For the analysis of CREB levels in medial SMCs, vessels were selected based on bright autofluorescence of the internal and external elastic lammellae to clearly delineate the medial compartment. This was necessary as heavily remodeled arteries (particularly in hypoxic lung) exhibited degraded or incomplete lammellae or multiple autofluorescent filaments throughout the vessel wall making it difficult to determine the extent of the arterial media. Relative CREB levels were evaluated by immunofluorescent staining and quantitated by integration of nuclear fluorescence intensity by computer-assisted morphometry (Fig. 1C). CREB was easily detected in medial SMCs and throughout the lung in sections from normoxic rats, but CREB levels were significantly lower in the media and adventitia in hypoxic animals. However, CREB levels in hypoxic rats treated with ROSI were comparable to those in normoxic animals. The data indicate that ROSI prevents both hypoxia-induced PA remodeling and loss of CREB in SMCs.

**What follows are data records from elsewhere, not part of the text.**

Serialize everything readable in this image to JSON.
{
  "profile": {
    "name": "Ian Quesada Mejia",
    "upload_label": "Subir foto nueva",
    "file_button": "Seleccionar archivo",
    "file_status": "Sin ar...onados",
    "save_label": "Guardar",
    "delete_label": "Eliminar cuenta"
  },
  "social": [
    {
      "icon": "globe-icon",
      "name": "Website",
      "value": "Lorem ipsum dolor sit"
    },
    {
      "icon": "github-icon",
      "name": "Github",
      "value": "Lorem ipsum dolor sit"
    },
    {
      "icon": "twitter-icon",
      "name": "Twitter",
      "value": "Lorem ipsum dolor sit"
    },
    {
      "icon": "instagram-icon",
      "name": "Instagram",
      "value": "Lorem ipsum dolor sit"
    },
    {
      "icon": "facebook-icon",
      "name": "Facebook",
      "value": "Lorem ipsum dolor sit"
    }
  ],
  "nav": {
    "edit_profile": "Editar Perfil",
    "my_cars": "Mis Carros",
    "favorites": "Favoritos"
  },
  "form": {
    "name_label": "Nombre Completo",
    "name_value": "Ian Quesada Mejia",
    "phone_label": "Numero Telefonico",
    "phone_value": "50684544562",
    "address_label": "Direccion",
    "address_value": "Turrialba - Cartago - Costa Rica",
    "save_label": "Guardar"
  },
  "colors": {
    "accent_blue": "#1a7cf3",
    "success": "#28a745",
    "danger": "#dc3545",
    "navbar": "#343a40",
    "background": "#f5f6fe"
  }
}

TRO represses PDGF-BB-induced SMC proliferation and CREB depletion in vitro

We previously reported that PDGF-BB, a potent mitogen produced in the PA wall in response to hypoxia (11, 12), induces CREB loss in purified PA SMCs (19). Given the protective impact of ROSI on PA remodeling and SMC CREB content in vivo, we tested the ability of a closely related TZD, troglitazone (TRO) to suppress PDGF-BB-induced SMC growth and CREB loss in vitro. Staining for BrdU incorporation in figure 2A shows that PDGF-BB stimulates proliferation of primary PA SMCs (red staining nuclei), but that this effect is inhibited by simultaneous addition of TRO. This was confirmed by quantitation of the BrdU-positive cells versus total cell number in each micrograph (Fig. 2B). PDGF increased proliferation by approximately 10-fold over untreated cells, while TRO almost completely blocked PDGF-induced growth. An MTT-based proliferation assay provided similar results (Fig. 2C). Cytoplasmic and nuclear CREB levels were also assessed in SMCs treated with PDGF-BB and/or TRO. PDGF-BB alone stimulated loss of nuclear CREB (Fig. 2D). However, in cells receiving both PDGF-BB and TRO, no loss of CREB was observed, and in some cases, CREB levels were slightly higher in PDGF/TRO treated cells than in untreated control cells. These data show that TRO inhibits PDGF-BB-induced SMC proliferation and depletion of CREB in PA SMCs.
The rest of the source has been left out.